Google’s new powerful quantum chip may be almost infinitely more powerful than traditional supercomputers, but cracking existing cryptographic algorithms is not yet an option.
Google is confident that its newly proposed Willow quantum chip poses no threat to modern cryptography. With its Willow chip, the company achieved an important breakthrough in the development of functional quantum computers. Willow was able to perform a test calculation in just under five minutes that would take conventional supercomputers like Frontier significantly longer than the age of the universe.

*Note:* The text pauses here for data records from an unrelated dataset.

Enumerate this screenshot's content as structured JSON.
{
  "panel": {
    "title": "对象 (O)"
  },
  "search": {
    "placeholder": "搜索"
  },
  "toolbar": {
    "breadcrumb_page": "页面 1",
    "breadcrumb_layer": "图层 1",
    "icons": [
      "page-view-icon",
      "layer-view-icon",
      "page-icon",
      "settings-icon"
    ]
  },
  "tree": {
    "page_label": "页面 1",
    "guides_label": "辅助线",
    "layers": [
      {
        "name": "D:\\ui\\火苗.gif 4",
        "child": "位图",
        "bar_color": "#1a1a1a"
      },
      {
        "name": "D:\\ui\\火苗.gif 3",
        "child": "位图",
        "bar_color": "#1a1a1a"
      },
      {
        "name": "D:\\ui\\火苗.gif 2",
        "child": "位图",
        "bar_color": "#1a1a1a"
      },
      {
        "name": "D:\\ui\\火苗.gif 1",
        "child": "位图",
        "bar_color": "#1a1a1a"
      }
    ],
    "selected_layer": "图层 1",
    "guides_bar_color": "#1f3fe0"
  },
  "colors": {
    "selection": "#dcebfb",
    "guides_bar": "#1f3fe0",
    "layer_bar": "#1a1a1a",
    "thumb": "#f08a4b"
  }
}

Google is taking an important step towards usable quantum computers, not least because of the technology it uses. Finally, Google has developed a quantum error correction system that becomes more accurate the more qubits there are in a computer. This opens the door for more complex systems.
4 million qubits
Willow currently has 105 qubits. According to Google, this is far too small to pose a threat to modern encryption technologies. There will come a time when quantum computers can break traditional encryption with ease, but that moment is not imminent. Speaking to The Verge, Google Quantum AI Director Charina Chou says a quantum computer will need around four million qubits. She estimates that such a system will take at least ten years.
That doesn’t mean there’s no danger. At the state level, sensitive information is sometimes kept confidential for more than ten years. This means that data must be encrypted using quantum-resistant algorithms long before a powerful quantum computer is created. Such standards have been in the works for some time.